La diversità di specie in un ecosistema può favorirne la stabilità. Lo dimostra un nuovo studio internazionale, pubblicato sulle pagine della rivista Science a cui ha partecipato Onofrio Mazzarisi, giovane ricercatore dell’Istituto Nazionale di Oceanografia e di Geofisica Sperimentale – OGS e del Centro internazionale di fisica teorica Abdus Salam – ICTP.
Lo studio
La stabilità degli ecosistemi dipende dalla presenza di un’ampia varietà di specie, o la diversità ha l’effetto opposto e porta all’instabilità? Diversi tasselli sono stati aggiunti a questo dibattito di lunga data in ecologia da un gruppo di ricerca di cui fanno parte l’Istituto Nazionale di Oceanografia e di Geofisica Sperimentale – OGS e il Centro internazionale di fisica teorica Abdus Salam – ICTP, assieme al Max Planck Institute for Mathematics in the Science (Germania), alla McGill University (Canada), alla University of Kansas (USA), all’Université Paris Cité (Francia), alla PSL Research University (Francia) e al Capital Fund Management (Francia).
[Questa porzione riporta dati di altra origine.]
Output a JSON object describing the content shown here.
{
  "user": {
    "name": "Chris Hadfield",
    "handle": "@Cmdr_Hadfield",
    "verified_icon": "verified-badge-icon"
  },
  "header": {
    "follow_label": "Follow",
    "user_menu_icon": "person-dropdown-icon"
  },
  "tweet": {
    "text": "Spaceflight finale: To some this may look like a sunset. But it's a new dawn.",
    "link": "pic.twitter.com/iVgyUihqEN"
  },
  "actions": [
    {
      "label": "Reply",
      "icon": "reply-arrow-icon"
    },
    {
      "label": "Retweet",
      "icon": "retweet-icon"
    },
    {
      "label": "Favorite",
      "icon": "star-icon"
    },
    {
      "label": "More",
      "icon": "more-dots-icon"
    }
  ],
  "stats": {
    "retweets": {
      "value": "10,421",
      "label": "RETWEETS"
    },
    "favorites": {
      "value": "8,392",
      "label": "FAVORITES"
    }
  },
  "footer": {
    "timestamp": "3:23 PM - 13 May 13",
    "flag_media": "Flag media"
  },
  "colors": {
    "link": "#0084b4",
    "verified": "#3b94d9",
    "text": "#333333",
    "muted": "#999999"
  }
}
“In presenza di una quantità sufficiente di risorse, organismi appartenenti ai più disparati gruppi tassonomici si riproducono in maniera esponenziale, ma via via che che l’ambiente si fa più affollato la crescita arriva a saturazione: questa dinamica è solitamente descritta da una curva a forma di “S”, tipica del modello molto utilizzato in ecologia, noto come modello logistico” spiega Onofrio Mazzarisi, ricercatore OGS e ICTP e primo autore dello studio insieme a Ian Hatton, ricercatore associato della McGill University. “Motivati da quanto emerge da numerose linee di evidenza, dirette e indirette, noi invece abbiamo utilizzato un modello che prevede uno smorzamento della fase di crescita esponenziale più graduale di quanto solitamente assunto in questo contesto, ma che è largamente utilizzato per descrivere la crescita di un singolo organismo, dalla nascita alla sua maturazione”.
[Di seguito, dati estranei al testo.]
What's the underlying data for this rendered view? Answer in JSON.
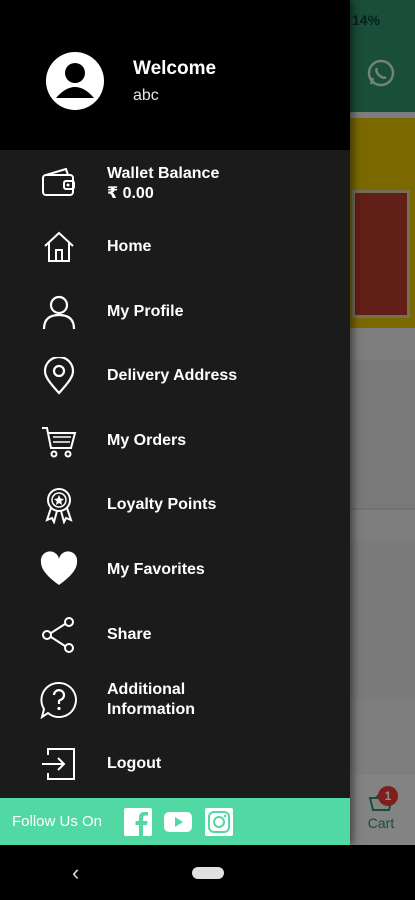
{
  "background": {
    "battery": "14%",
    "cart_label": "Cart",
    "cart_badge": "1"
  },
  "drawer": {
    "welcome": "Welcome",
    "username": "abc",
    "wallet": {
      "label": "Wallet Balance",
      "value": "₹ 0.00"
    },
    "items": [
      {
        "label": "Home",
        "icon": "home-icon"
      },
      {
        "label": "My Profile",
        "icon": "user-icon"
      },
      {
        "label": "Delivery Address",
        "icon": "location-pin-icon"
      },
      {
        "label": "My Orders",
        "icon": "cart-icon"
      },
      {
        "label": "Loyalty Points",
        "icon": "badge-icon"
      },
      {
        "label": "My Favorites",
        "icon": "heart-icon"
      },
      {
        "label": "Share",
        "icon": "share-icon"
      },
      {
        "label": "Additional Information",
        "icon": "question-icon"
      },
      {
        "label": "Logout",
        "icon": "logout-icon"
      }
    ],
    "follow": {
      "label": "Follow Us On",
      "networks": [
        "facebook-icon",
        "youtube-icon",
        "instagram-icon"
      ]
    }
  },
  "colors": {
    "drawer_bg": "#1b1b1b",
    "header_bg": "#000000",
    "accent": "#52d8a3",
    "brand_green": "#2c8f6a"
  }
}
Il risultato centrale del lavoro è che questa dinamica di riproduzione fa sì che, in un ecosistema in cui diverse specie competono per l’esistenza, un aumento della biodiversità porti stabilità, in controtendenza rispetto ad alcuni argomenti teorici proposti precedentemente.
“Per supportare i nostri risultati abbiamo utilizzato dati sull’abbondanza, sulla crescita e sulla biomassa di un’ampia varietà di specie – inclusi insetti, pesci e mammiferi – provenienti da tutto il mondo e raccolti negli ultimi 60 anni” aggiunge Mazzarisi.
I risultati dello studio portano a ipotizzare che una perdita su larga scala di biodiversità potrebbe portare a una minore resilienza degli ecosistemi.
Lo studio è stato supportato anche dal Laboratory on Quantitative Sustainability – TLQS, un progetto promosso dall’Istituto Nazionale di Oceanografia e di Geofisica Sperimentale – OGS e dalla Fondazione Internazionale Trieste per il Progresso e la Libertà delle Scienze – FIT, grazie al sostegno del Ministero dell’Università e della Ricerca.